New classrooms are often short of teachers qualified in math and science; the fewness of secondary-school counsellors and of trained basic-school teachers is shameful. New police stations go up for unreformed police. Another children’s hospital is to be built in the west, while every month for the past 18, five nurses fled abroad from St Ann’s Bay Hospital to escape pathetic wages and conditions.

Expenditure on physical capital brings quicker, more impressive and vote-catching results than trying to improve human capital, especially of lower-income people. Deprived communities? Assigned to barrel bottom. Police? Not even in second place to the military.

5. It is time, isn’t it, to try what has been neglected for 57 years. It would have to be in spite of the fact that delay in taking effective action is making SOEs and ZOSOs a very popular and election-winning policy. It shouldn’t be because the failure of our democratic governments to act decisively against murderous violence is fuelling demand from two-thirds of the population (the highest per cent in this Americas hemisphere) for effective action by undemocratic means, a military coup.

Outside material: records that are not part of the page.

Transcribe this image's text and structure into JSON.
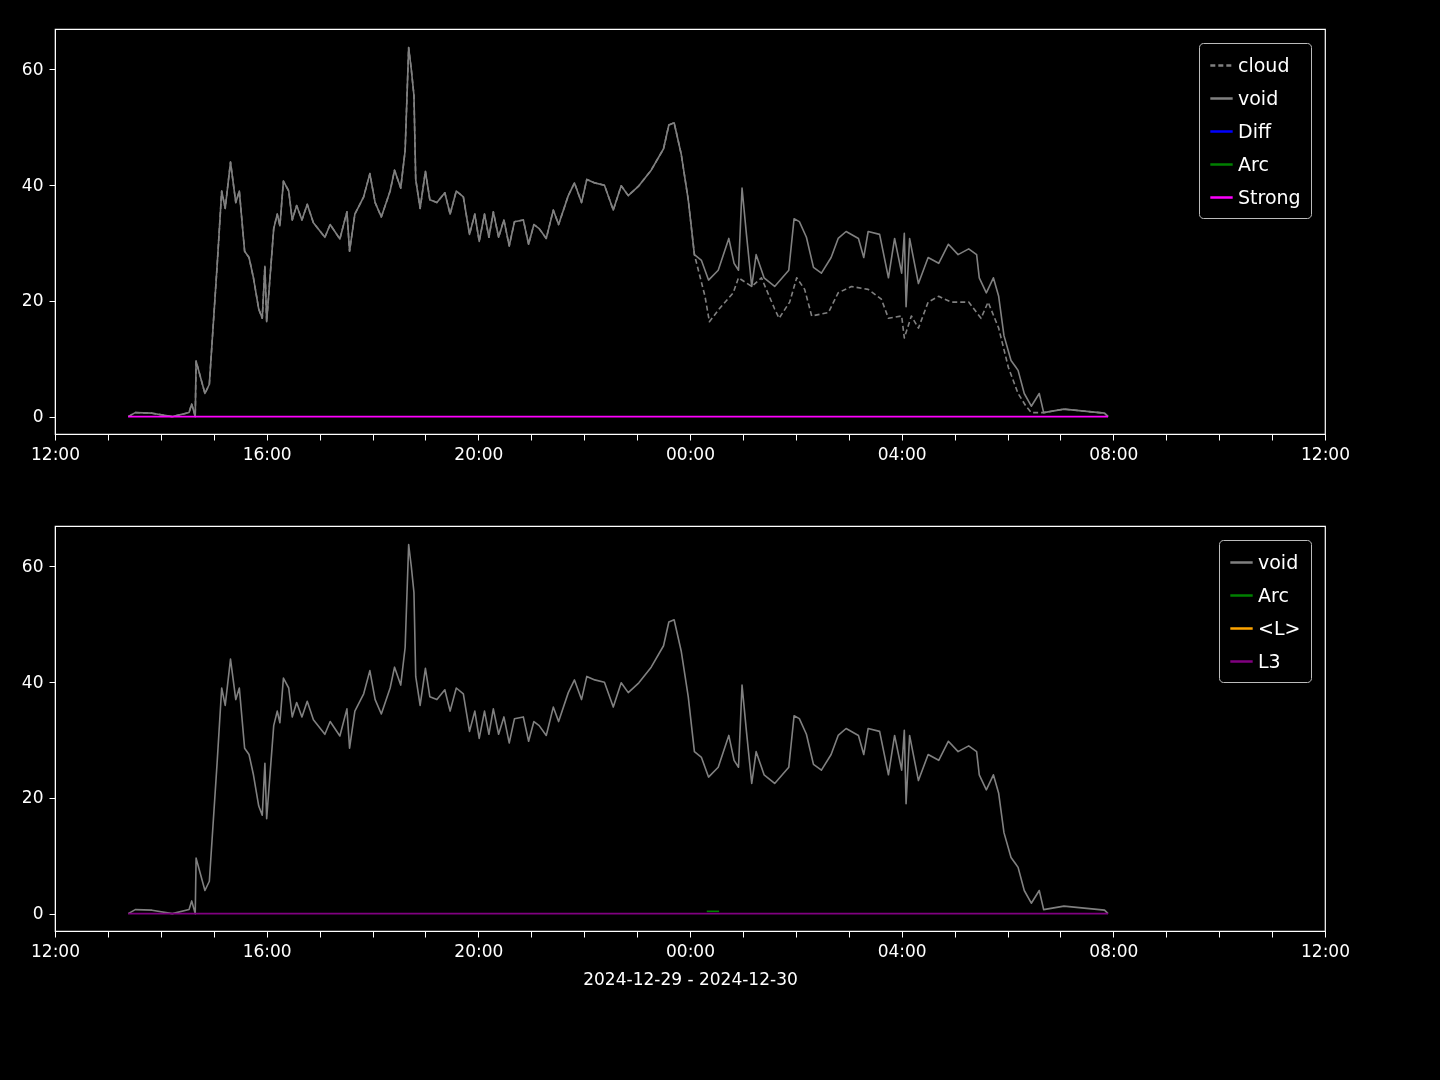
{
  "chart_data": [
    {
      "type": "line",
      "legend": "top right",
      "ylim": [
        -3,
        67
      ],
      "yticks": [
        0,
        20,
        40,
        60
      ],
      "xlim": [
        "2024-12-29T12:00",
        "2024-12-30T12:00"
      ],
      "xticks": [
        {
          "value": "2024-12-29T12:00",
          "label": "12:00"
        },
        {
          "value": "2024-12-29T13:00",
          "label": null
        },
        {
          "value": "2024-12-29T14:00",
          "label": null
        },
        {
          "value": "2024-12-29T15:00",
          "label": null
        },
        {
          "value": "2024-12-29T16:00",
          "label": "16:00"
        },
        {
          "value": "2024-12-29T17:00",
          "label": null
        },
        {
          "value": "2024-12-29T18:00",
          "label": null
        },
        {
          "value": "2024-12-29T19:00",
          "label": null
        },
        {
          "value": "2024-12-29T20:00",
          "label": "20:00"
        },
        {
          "value": "2024-12-29T21:00",
          "label": null
        },
        {
          "value": "2024-12-29T22:00",
          "label": null
        },
        {
          "value": "2024-12-29T23:00",
          "label": null
        },
        {
          "value": "2024-12-30T00:00",
          "label": "00:00"
        },
        {
          "value": "2024-12-30T01:00",
          "label": null
        },
        {
          "value": "2024-12-30T02:00",
          "label": null
        },
        {
          "value": "2024-12-30T03:00",
          "label": null
        },
        {
          "value": "2024-12-30T04:00",
          "label": "04:00"
        },
        {
          "value": "2024-12-30T05:00",
          "label": null
        },
        {
          "value": "2024-12-30T06:00",
          "label": null
        },
        {
          "value": "2024-12-30T07:00",
          "label": null
        },
        {
          "value": "2024-12-30T08:00",
          "label": "08:00"
        },
        {
          "value": "2024-12-30T09:00",
          "label": null
        },
        {
          "value": "2024-12-30T10:00",
          "label": null
        },
        {
          "value": "2024-12-30T11:00",
          "label": null
        },
        {
          "value": "2024-12-30T12:00",
          "label": "12:00"
        }
      ],
      "series": [
        {
          "name": "cloud",
          "color": "#808080",
          "line_style": "dashed",
          "x": [
            "2024-12-29T13:23",
            "2024-12-29T13:31",
            "2024-12-29T13:50",
            "2024-12-29T14:13",
            "2024-12-29T14:32",
            "2024-12-29T14:35",
            "2024-12-29T14:39",
            "2024-12-29T14:40",
            "2024-12-29T14:50",
            "2024-12-29T14:55",
            "2024-12-29T15:04",
            "2024-12-29T15:09",
            "2024-12-29T15:13",
            "2024-12-29T15:19",
            "2024-12-29T15:25",
            "2024-12-29T15:29",
            "2024-12-29T15:35",
            "2024-12-29T15:40",
            "2024-12-29T15:45",
            "2024-12-29T15:51",
            "2024-12-29T15:55",
            "2024-12-29T15:58",
            "2024-12-29T16:00",
            "2024-12-29T16:08",
            "2024-12-29T16:12",
            "2024-12-29T16:15",
            "2024-12-29T16:19",
            "2024-12-29T16:25",
            "2024-12-29T16:29",
            "2024-12-29T16:34",
            "2024-12-29T16:40",
            "2024-12-29T16:46",
            "2024-12-29T16:53",
            "2024-12-29T17:06",
            "2024-12-29T17:12",
            "2024-12-29T17:23",
            "2024-12-29T17:31",
            "2024-12-29T17:34",
            "2024-12-29T17:40",
            "2024-12-29T17:50",
            "2024-12-29T17:57",
            "2024-12-29T18:03",
            "2024-12-29T18:10",
            "2024-12-29T18:20",
            "2024-12-29T18:25",
            "2024-12-29T18:32",
            "2024-12-29T18:37",
            "2024-12-29T18:41",
            "2024-12-29T18:44",
            "2024-12-29T18:47",
            "2024-12-29T18:49",
            "2024-12-29T18:54",
            "2024-12-29T19:00",
            "2024-12-29T19:05",
            "2024-12-29T19:13",
            "2024-12-29T19:22",
            "2024-12-29T19:28",
            "2024-12-29T19:35",
            "2024-12-29T19:43",
            "2024-12-29T19:50",
            "2024-12-29T19:56",
            "2024-12-29T20:01",
            "2024-12-29T20:07",
            "2024-12-29T20:12",
            "2024-12-29T20:17",
            "2024-12-29T20:23",
            "2024-12-29T20:29",
            "2024-12-29T20:35",
            "2024-12-29T20:41",
            "2024-12-29T20:51",
            "2024-12-29T20:57",
            "2024-12-29T21:03",
            "2024-12-29T21:09",
            "2024-12-29T21:17",
            "2024-12-29T21:25",
            "2024-12-29T21:31",
            "2024-12-29T21:42",
            "2024-12-29T21:49",
            "2024-12-29T21:57",
            "2024-12-29T22:03",
            "2024-12-29T22:12",
            "2024-12-29T22:23",
            "2024-12-29T22:33",
            "2024-12-29T22:42",
            "2024-12-29T22:50",
            "2024-12-29T23:02",
            "2024-12-29T23:16",
            "2024-12-29T23:30",
            "2024-12-29T23:36",
            "2024-12-29T23:42",
            "2024-12-29T23:50",
            "2024-12-29T23:58",
            "2024-12-30T00:05",
            "2024-12-30T00:17",
            "2024-12-30T00:22",
            "2024-12-30T00:33",
            "2024-12-30T00:49",
            "2024-12-30T00:55",
            "2024-12-30T01:10",
            "2024-12-30T01:21",
            "2024-12-30T01:36",
            "2024-12-30T01:41",
            "2024-12-30T01:53",
            "2024-12-30T02:01",
            "2024-12-30T02:10",
            "2024-12-30T02:18",
            "2024-12-30T02:37",
            "2024-12-30T02:48",
            "2024-12-30T03:03",
            "2024-12-30T03:22",
            "2024-12-30T03:37",
            "2024-12-30T03:45",
            "2024-12-30T04:00",
            "2024-12-30T04:03",
            "2024-12-30T04:11",
            "2024-12-30T04:19",
            "2024-12-30T04:30",
            "2024-12-30T04:42",
            "2024-12-30T04:56",
            "2024-12-30T05:16",
            "2024-12-30T05:30",
            "2024-12-30T05:38",
            "2024-12-30T05:50",
            "2024-12-30T06:01",
            "2024-12-30T06:12",
            "2024-12-30T06:21",
            "2024-12-30T06:27",
            "2024-12-30T06:41",
            "2024-12-30T07:04",
            "2024-12-30T07:50",
            "2024-12-30T07:54"
          ],
          "values": [
            0,
            0.7,
            0.6,
            0,
            0.7,
            2.2,
            0,
            9.6,
            4,
            5.6,
            26.5,
            39,
            36,
            44,
            37,
            39,
            28.6,
            27.5,
            24,
            18.6,
            17,
            26,
            16.4,
            32.5,
            35,
            33,
            40.7,
            39,
            34,
            36.5,
            34,
            36.7,
            33.5,
            31,
            33.2,
            30.7,
            35.4,
            28.6,
            35,
            38,
            42,
            37,
            34.5,
            39,
            42.6,
            39.5,
            46,
            63.8,
            60,
            55.5,
            41,
            36,
            42.4,
            37.5,
            37,
            38.7,
            35,
            39,
            38,
            31.5,
            35,
            30.3,
            35,
            31,
            35.4,
            31,
            34,
            29.5,
            33.7,
            34,
            29.8,
            33.2,
            32.5,
            30.8,
            35.7,
            33.2,
            38.2,
            40.4,
            37,
            41,
            40.4,
            40,
            35.7,
            39.9,
            38.2,
            39.9,
            42.6,
            46.3,
            50.4,
            50.8,
            45.4,
            37.5,
            28,
            20.8,
            16.4,
            18.6,
            21.4,
            24,
            22.5,
            24,
            18.6,
            17,
            19.8,
            24,
            22,
            17.4,
            18,
            21.4,
            22.5,
            22,
            20.3,
            17,
            17.4,
            13.6,
            17.4,
            15.3,
            19.8,
            20.8,
            19.8,
            19.8,
            17,
            19.8,
            15.3,
            8.5,
            4,
            1.8,
            0.7,
            0.7,
            1.3,
            0.6,
            0
          ]
        },
        {
          "name": "void",
          "color": "#808080",
          "x": [
            "2024-12-29T13:23",
            "2024-12-29T13:31",
            "2024-12-29T13:50",
            "2024-12-29T14:13",
            "2024-12-29T14:32",
            "2024-12-29T14:35",
            "2024-12-29T14:39",
            "2024-12-29T14:40",
            "2024-12-29T14:50",
            "2024-12-29T14:55",
            "2024-12-29T15:04",
            "2024-12-29T15:09",
            "2024-12-29T15:13",
            "2024-12-29T15:19",
            "2024-12-29T15:25",
            "2024-12-29T15:29",
            "2024-12-29T15:35",
            "2024-12-29T15:40",
            "2024-12-29T15:45",
            "2024-12-29T15:51",
            "2024-12-29T15:55",
            "2024-12-29T15:58",
            "2024-12-29T16:00",
            "2024-12-29T16:08",
            "2024-12-29T16:12",
            "2024-12-29T16:15",
            "2024-12-29T16:19",
            "2024-12-29T16:25",
            "2024-12-29T16:29",
            "2024-12-29T16:34",
            "2024-12-29T16:40",
            "2024-12-29T16:46",
            "2024-12-29T16:53",
            "2024-12-29T17:06",
            "2024-12-29T17:12",
            "2024-12-29T17:23",
            "2024-12-29T17:31",
            "2024-12-29T17:34",
            "2024-12-29T17:40",
            "2024-12-29T17:50",
            "2024-12-29T17:57",
            "2024-12-29T18:03",
            "2024-12-29T18:10",
            "2024-12-29T18:20",
            "2024-12-29T18:25",
            "2024-12-29T18:32",
            "2024-12-29T18:37",
            "2024-12-29T18:41",
            "2024-12-29T18:44",
            "2024-12-29T18:47",
            "2024-12-29T18:49",
            "2024-12-29T18:54",
            "2024-12-29T19:00",
            "2024-12-29T19:05",
            "2024-12-29T19:13",
            "2024-12-29T19:22",
            "2024-12-29T19:28",
            "2024-12-29T19:35",
            "2024-12-29T19:43",
            "2024-12-29T19:50",
            "2024-12-29T19:56",
            "2024-12-29T20:01",
            "2024-12-29T20:07",
            "2024-12-29T20:12",
            "2024-12-29T20:17",
            "2024-12-29T20:23",
            "2024-12-29T20:29",
            "2024-12-29T20:35",
            "2024-12-29T20:41",
            "2024-12-29T20:51",
            "2024-12-29T20:57",
            "2024-12-29T21:03",
            "2024-12-29T21:09",
            "2024-12-29T21:17",
            "2024-12-29T21:25",
            "2024-12-29T21:31",
            "2024-12-29T21:42",
            "2024-12-29T21:49",
            "2024-12-29T21:57",
            "2024-12-29T22:03",
            "2024-12-29T22:12",
            "2024-12-29T22:23",
            "2024-12-29T22:33",
            "2024-12-29T22:42",
            "2024-12-29T22:50",
            "2024-12-29T23:02",
            "2024-12-29T23:16",
            "2024-12-29T23:30",
            "2024-12-29T23:36",
            "2024-12-29T23:42",
            "2024-12-29T23:50",
            "2024-12-29T23:58",
            "2024-12-30T00:05",
            "2024-12-30T00:13",
            "2024-12-30T00:21",
            "2024-12-30T00:32",
            "2024-12-30T00:44",
            "2024-12-30T00:50",
            "2024-12-30T00:55",
            "2024-12-30T00:59",
            "2024-12-30T01:04",
            "2024-12-30T01:10",
            "2024-12-30T01:15",
            "2024-12-30T01:24",
            "2024-12-30T01:36",
            "2024-12-30T01:52",
            "2024-12-30T01:58",
            "2024-12-30T02:04",
            "2024-12-30T02:12",
            "2024-12-30T02:20",
            "2024-12-30T02:29",
            "2024-12-30T02:40",
            "2024-12-30T02:48",
            "2024-12-30T02:57",
            "2024-12-30T03:11",
            "2024-12-30T03:17",
            "2024-12-30T03:22",
            "2024-12-30T03:35",
            "2024-12-30T03:45",
            "2024-12-30T03:52",
            "2024-12-30T04:00",
            "2024-12-30T04:03",
            "2024-12-30T04:05",
            "2024-12-30T04:09",
            "2024-12-30T04:19",
            "2024-12-30T04:30",
            "2024-12-30T04:42",
            "2024-12-30T04:53",
            "2024-12-30T05:04",
            "2024-12-30T05:16",
            "2024-12-30T05:25",
            "2024-12-30T05:28",
            "2024-12-30T05:36",
            "2024-12-30T05:44",
            "2024-12-30T05:50",
            "2024-12-30T05:56",
            "2024-12-30T06:04",
            "2024-12-30T06:12",
            "2024-12-30T06:19",
            "2024-12-30T06:27",
            "2024-12-30T06:36",
            "2024-12-30T06:41",
            "2024-12-30T07:04",
            "2024-12-30T07:50",
            "2024-12-30T07:54"
          ],
          "values": [
            0,
            0.7,
            0.6,
            0,
            0.7,
            2.2,
            0,
            9.6,
            4,
            5.6,
            26.5,
            39,
            36,
            44,
            37,
            39,
            28.6,
            27.5,
            24,
            18.6,
            17,
            26,
            16.4,
            32.5,
            35,
            33,
            40.7,
            39,
            34,
            36.5,
            34,
            36.7,
            33.5,
            31,
            33.2,
            30.7,
            35.4,
            28.6,
            35,
            38,
            42,
            37,
            34.5,
            39,
            42.6,
            39.5,
            46,
            63.8,
            60,
            55.5,
            41,
            36,
            42.4,
            37.5,
            37,
            38.7,
            35,
            39,
            38,
            31.5,
            35,
            30.3,
            35,
            31,
            35.4,
            31,
            34,
            29.5,
            33.7,
            34,
            29.8,
            33.2,
            32.5,
            30.8,
            35.7,
            33.2,
            38.2,
            40.4,
            37,
            41,
            40.4,
            40,
            35.7,
            39.9,
            38.2,
            39.9,
            42.6,
            46.3,
            50.4,
            50.8,
            45.4,
            37.5,
            28,
            27,
            23.6,
            25.3,
            30.8,
            26.5,
            25.3,
            39.5,
            31.5,
            22.5,
            28,
            24,
            22.5,
            25.3,
            34.2,
            33.7,
            31,
            25.8,
            24.8,
            27.5,
            30.8,
            32,
            30.8,
            27.5,
            32,
            31.5,
            24,
            30.8,
            24.8,
            31.7,
            19,
            30.8,
            23,
            27.5,
            26.5,
            29.8,
            28,
            29,
            28,
            24,
            21.4,
            24,
            20.8,
            14,
            9.7,
            8,
            4,
            1.8,
            4,
            0.7,
            1.3,
            0.6,
            0
          ]
        },
        {
          "name": "Diff",
          "color": "#0000ff"
        },
        {
          "name": "Arc",
          "color": "#008000"
        },
        {
          "name": "Strong",
          "color": "#ff00ff",
          "x": [
            "2024-12-29T13:23",
            "2024-12-30T07:54"
          ],
          "values": [
            0,
            0
          ]
        }
      ]
    },
    {
      "type": "line",
      "legend": "top right",
      "xlabel": "2024-12-29 - 2024-12-30",
      "ylim": [
        -3,
        67
      ],
      "yticks": [
        0,
        20,
        40,
        60
      ],
      "xlim": [
        "2024-12-29T12:00",
        "2024-12-30T12:00"
      ],
      "xticks": [
        {
          "value": "2024-12-29T12:00",
          "label": "12:00"
        },
        {
          "value": "2024-12-29T13:00",
          "label": null
        },
        {
          "value": "2024-12-29T14:00",
          "label": null
        },
        {
          "value": "2024-12-29T15:00",
          "label": null
        },
        {
          "value": "2024-12-29T16:00",
          "label": "16:00"
        },
        {
          "value": "2024-12-29T17:00",
          "label": null
        },
        {
          "value": "2024-12-29T18:00",
          "label": null
        },
        {
          "value": "2024-12-29T19:00",
          "label": null
        },
        {
          "value": "2024-12-29T20:00",
          "label": "20:00"
        },
        {
          "value": "2024-12-29T21:00",
          "label": null
        },
        {
          "value": "2024-12-29T22:00",
          "label": null
        },
        {
          "value": "2024-12-29T23:00",
          "label": null
        },
        {
          "value": "2024-12-30T00:00",
          "label": "00:00"
        },
        {
          "value": "2024-12-30T01:00",
          "label": null
        },
        {
          "value": "2024-12-30T02:00",
          "label": null
        },
        {
          "value": "2024-12-30T03:00",
          "label": null
        },
        {
          "value": "2024-12-30T04:00",
          "label": "04:00"
        },
        {
          "value": "2024-12-30T05:00",
          "label": null
        },
        {
          "value": "2024-12-30T06:00",
          "label": null
        },
        {
          "value": "2024-12-30T07:00",
          "label": null
        },
        {
          "value": "2024-12-30T08:00",
          "label": "08:00"
        },
        {
          "value": "2024-12-30T09:00",
          "label": null
        },
        {
          "value": "2024-12-30T10:00",
          "label": null
        },
        {
          "value": "2024-12-30T11:00",
          "label": null
        },
        {
          "value": "2024-12-30T12:00",
          "label": "12:00"
        }
      ],
      "series": [
        {
          "name": "void",
          "color": "#808080",
          "x": [
            "2024-12-29T13:23",
            "2024-12-29T13:31",
            "2024-12-29T13:50",
            "2024-12-29T14:13",
            "2024-12-29T14:32",
            "2024-12-29T14:35",
            "2024-12-29T14:39",
            "2024-12-29T14:40",
            "2024-12-29T14:50",
            "2024-12-29T14:55",
            "2024-12-29T15:04",
            "2024-12-29T15:09",
            "2024-12-29T15:13",
            "2024-12-29T15:19",
            "2024-12-29T15:25",
            "2024-12-29T15:29",
            "2024-12-29T15:35",
            "2024-12-29T15:40",
            "2024-12-29T15:45",
            "2024-12-29T15:51",
            "2024-12-29T15:55",
            "2024-12-29T15:58",
            "2024-12-29T16:00",
            "2024-12-29T16:08",
            "2024-12-29T16:12",
            "2024-12-29T16:15",
            "2024-12-29T16:19",
            "2024-12-29T16:25",
            "2024-12-29T16:29",
            "2024-12-29T16:34",
            "2024-12-29T16:40",
            "2024-12-29T16:46",
            "2024-12-29T16:53",
            "2024-12-29T17:06",
            "2024-12-29T17:12",
            "2024-12-29T17:23",
            "2024-12-29T17:31",
            "2024-12-29T17:34",
            "2024-12-29T17:40",
            "2024-12-29T17:50",
            "2024-12-29T17:57",
            "2024-12-29T18:03",
            "2024-12-29T18:10",
            "2024-12-29T18:20",
            "2024-12-29T18:25",
            "2024-12-29T18:32",
            "2024-12-29T18:37",
            "2024-12-29T18:41",
            "2024-12-29T18:44",
            "2024-12-29T18:47",
            "2024-12-29T18:49",
            "2024-12-29T18:54",
            "2024-12-29T19:00",
            "2024-12-29T19:05",
            "2024-12-29T19:13",
            "2024-12-29T19:22",
            "2024-12-29T19:28",
            "2024-12-29T19:35",
            "2024-12-29T19:43",
            "2024-12-29T19:50",
            "2024-12-29T19:56",
            "2024-12-29T20:01",
            "2024-12-29T20:07",
            "2024-12-29T20:12",
            "2024-12-29T20:17",
            "2024-12-29T20:23",
            "2024-12-29T20:29",
            "2024-12-29T20:35",
            "2024-12-29T20:41",
            "2024-12-29T20:51",
            "2024-12-29T20:57",
            "2024-12-29T21:03",
            "2024-12-29T21:09",
            "2024-12-29T21:17",
            "2024-12-29T21:25",
            "2024-12-29T21:31",
            "2024-12-29T21:42",
            "2024-12-29T21:49",
            "2024-12-29T21:57",
            "2024-12-29T22:03",
            "2024-12-29T22:12",
            "2024-12-29T22:23",
            "2024-12-29T22:33",
            "2024-12-29T22:42",
            "2024-12-29T22:50",
            "2024-12-29T23:02",
            "2024-12-29T23:16",
            "2024-12-29T23:30",
            "2024-12-29T23:36",
            "2024-12-29T23:42",
            "2024-12-29T23:50",
            "2024-12-29T23:58",
            "2024-12-30T00:05",
            "2024-12-30T00:13",
            "2024-12-30T00:21",
            "2024-12-30T00:32",
            "2024-12-30T00:44",
            "2024-12-30T00:50",
            "2024-12-30T00:55",
            "2024-12-30T00:59",
            "2024-12-30T01:04",
            "2024-12-30T01:10",
            "2024-12-30T01:15",
            "2024-12-30T01:24",
            "2024-12-30T01:36",
            "2024-12-30T01:52",
            "2024-12-30T01:58",
            "2024-12-30T02:04",
            "2024-12-30T02:12",
            "2024-12-30T02:20",
            "2024-12-30T02:29",
            "2024-12-30T02:40",
            "2024-12-30T02:48",
            "2024-12-30T02:57",
            "2024-12-30T03:11",
            "2024-12-30T03:17",
            "2024-12-30T03:22",
            "2024-12-30T03:35",
            "2024-12-30T03:45",
            "2024-12-30T03:52",
            "2024-12-30T04:00",
            "2024-12-30T04:03",
            "2024-12-30T04:05",
            "2024-12-30T04:09",
            "2024-12-30T04:19",
            "2024-12-30T04:30",
            "2024-12-30T04:42",
            "2024-12-30T04:53",
            "2024-12-30T05:04",
            "2024-12-30T05:16",
            "2024-12-30T05:25",
            "2024-12-30T05:28",
            "2024-12-30T05:36",
            "2024-12-30T05:44",
            "2024-12-30T05:50",
            "2024-12-30T05:56",
            "2024-12-30T06:04",
            "2024-12-30T06:12",
            "2024-12-30T06:19",
            "2024-12-30T06:27",
            "2024-12-30T06:36",
            "2024-12-30T06:41",
            "2024-12-30T07:04",
            "2024-12-30T07:50",
            "2024-12-30T07:54"
          ],
          "values": [
            0,
            0.7,
            0.6,
            0,
            0.7,
            2.2,
            0,
            9.6,
            4,
            5.6,
            26.5,
            39,
            36,
            44,
            37,
            39,
            28.6,
            27.5,
            24,
            18.6,
            17,
            26,
            16.4,
            32.5,
            35,
            33,
            40.7,
            39,
            34,
            36.5,
            34,
            36.7,
            33.5,
            31,
            33.2,
            30.7,
            35.4,
            28.6,
            35,
            38,
            42,
            37,
            34.5,
            39,
            42.6,
            39.5,
            46,
            63.8,
            60,
            55.5,
            41,
            36,
            42.4,
            37.5,
            37,
            38.7,
            35,
            39,
            38,
            31.5,
            35,
            30.3,
            35,
            31,
            35.4,
            31,
            34,
            29.5,
            33.7,
            34,
            29.8,
            33.2,
            32.5,
            30.8,
            35.7,
            33.2,
            38.2,
            40.4,
            37,
            41,
            40.4,
            40,
            35.7,
            39.9,
            38.2,
            39.9,
            42.6,
            46.3,
            50.4,
            50.8,
            45.4,
            37.5,
            28,
            27,
            23.6,
            25.3,
            30.8,
            26.5,
            25.3,
            39.5,
            31.5,
            22.5,
            28,
            24,
            22.5,
            25.3,
            34.2,
            33.7,
            31,
            25.8,
            24.8,
            27.5,
            30.8,
            32,
            30.8,
            27.5,
            32,
            31.5,
            24,
            30.8,
            24.8,
            31.7,
            19,
            30.8,
            23,
            27.5,
            26.5,
            29.8,
            28,
            29,
            28,
            24,
            21.4,
            24,
            20.8,
            14,
            9.7,
            8,
            4,
            1.8,
            4,
            0.7,
            1.3,
            0.6,
            0
          ]
        },
        {
          "name": "Arc",
          "color": "#008000",
          "x": [
            "2024-12-30T00:19",
            "2024-12-30T00:33"
          ],
          "values": [
            0.4,
            0.4
          ]
        },
        {
          "name": "<L>",
          "color": "#ffa500"
        },
        {
          "name": "L3",
          "color": "#800080",
          "x": [
            "2024-12-29T13:23",
            "2024-12-30T07:54"
          ],
          "values": [
            0,
            0
          ]
        }
      ]
    }
  ]
}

It ought to be because all Jamaicans deserve police reform and treatment as equal citizens. Wealth in Jamaica is enough to go around without robbing anything from the haves.

- Horace Levy is a human-rights advocate. Email feedback to columns@gleanerjm.com and halpeace.levy78@gmail.com.

(Editor's Note: In the editing process a previous version of this article incorrectly left out the phrase 'column 2' from point #2. The article also inaccurately stated that nurses fled abroad every month for the past 18 years. We regret the errors.)